But Mr. Bernanke, who was confirmed to a second term in January by an uncomfortably narrow margin, has been adroit in avoiding fiscal controversy.
And he selects this quote from Bernanke's House testimony in September:
“I’m reluctant to take positions on specific tax and spending measures,” he told Representative Spencer T. Bachus of Alabama, the top Republican on the House committee that oversees the Fed. “I’m sure you can understand my position on that.”
Perhaps the reporter doesn't remember Bernanke's infamous "Willie Sutton" Senate testimony in December 2009?  Picked up by outlets as varied as the Huffington Post and the Wall Street Journal, Bernanke very clearly inserted himself in fiscal contoversy by taking a specific position on spending. John Judis at the New Republic posted the relevant statement:
MR. BERNANKE: And on the spending side again, you know, Willie Sutton robbed banks "because that's where the money is," as he put it. The money in this case is in entitlements. Those are the programs which are growing. At the rate we're going in about 15 years the entire federal budget will be entitlements and interest and there won't be any money left over for defense or any of the other activities. So clearly we're facing a very difficult structural problem in that we have an aging society and rising health care costs, and the government has very substantial obligations.

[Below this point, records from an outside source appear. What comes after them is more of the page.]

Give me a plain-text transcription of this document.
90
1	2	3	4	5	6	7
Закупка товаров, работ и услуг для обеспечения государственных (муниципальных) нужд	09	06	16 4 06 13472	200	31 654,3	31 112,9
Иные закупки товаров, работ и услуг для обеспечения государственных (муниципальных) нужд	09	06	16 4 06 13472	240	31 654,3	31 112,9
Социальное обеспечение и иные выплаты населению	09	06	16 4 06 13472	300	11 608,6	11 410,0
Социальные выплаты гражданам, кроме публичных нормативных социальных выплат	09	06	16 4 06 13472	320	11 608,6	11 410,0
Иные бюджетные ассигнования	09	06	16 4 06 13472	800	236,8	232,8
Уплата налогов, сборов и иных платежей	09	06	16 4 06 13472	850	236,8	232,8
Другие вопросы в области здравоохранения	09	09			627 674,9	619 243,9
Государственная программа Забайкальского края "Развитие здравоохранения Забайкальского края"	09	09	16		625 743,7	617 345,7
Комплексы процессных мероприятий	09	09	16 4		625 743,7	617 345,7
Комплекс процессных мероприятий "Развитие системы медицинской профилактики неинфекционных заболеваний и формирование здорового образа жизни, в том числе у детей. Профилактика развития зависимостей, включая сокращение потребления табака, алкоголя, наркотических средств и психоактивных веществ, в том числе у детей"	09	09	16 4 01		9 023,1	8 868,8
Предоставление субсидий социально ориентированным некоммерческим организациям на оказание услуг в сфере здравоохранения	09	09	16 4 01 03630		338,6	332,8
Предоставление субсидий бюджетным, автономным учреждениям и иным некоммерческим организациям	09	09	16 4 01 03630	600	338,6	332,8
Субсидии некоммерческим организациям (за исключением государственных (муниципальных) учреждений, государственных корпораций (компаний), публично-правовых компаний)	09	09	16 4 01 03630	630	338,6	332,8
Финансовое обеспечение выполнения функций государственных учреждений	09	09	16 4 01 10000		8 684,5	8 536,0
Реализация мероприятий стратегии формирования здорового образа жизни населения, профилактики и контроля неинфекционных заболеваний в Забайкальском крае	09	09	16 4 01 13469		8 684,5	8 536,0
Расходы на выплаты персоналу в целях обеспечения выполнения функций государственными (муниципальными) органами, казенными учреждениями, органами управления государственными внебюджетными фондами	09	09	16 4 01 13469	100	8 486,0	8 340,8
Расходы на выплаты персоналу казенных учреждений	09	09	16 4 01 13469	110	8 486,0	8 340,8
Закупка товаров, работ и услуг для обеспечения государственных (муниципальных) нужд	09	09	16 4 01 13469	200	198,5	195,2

I'm not in any way advocating unfair treatment of the elderly who have, you know, have worked all their lives and certainly deserve our support and help, but if there are ways to restructure or strengthen these programs that reduce costs, I think that's extraordinarily important for us to try to achieve.

It didn't make sense to me then, and it still doesn't now.  Bernanke very specifically identified (or targeted) entitlements for spending cuts, then tried to cover himself by stating that he's not advocating "unfair treatment of the elderly."  As CEPR has shown in several recent papers -- such as The Impact of Income Distribution on the Length of Retirement, Hard Work?, and The Impact of Social Security Cuts on Retiree Income -- it's impossible to make cuts to Social Security (a main entitlement program) without hurting retirees.

It seems the New York Times either doesn't have the fact-checking ability to find the Bernanke's "Willie Sutton" testimony, or it chose to ignore it in order to promote the myth of Bernanke's wise restraint from tax and spending debates.  Either way, I'm disappointed in my hometown paper (and the Newspaper of Record).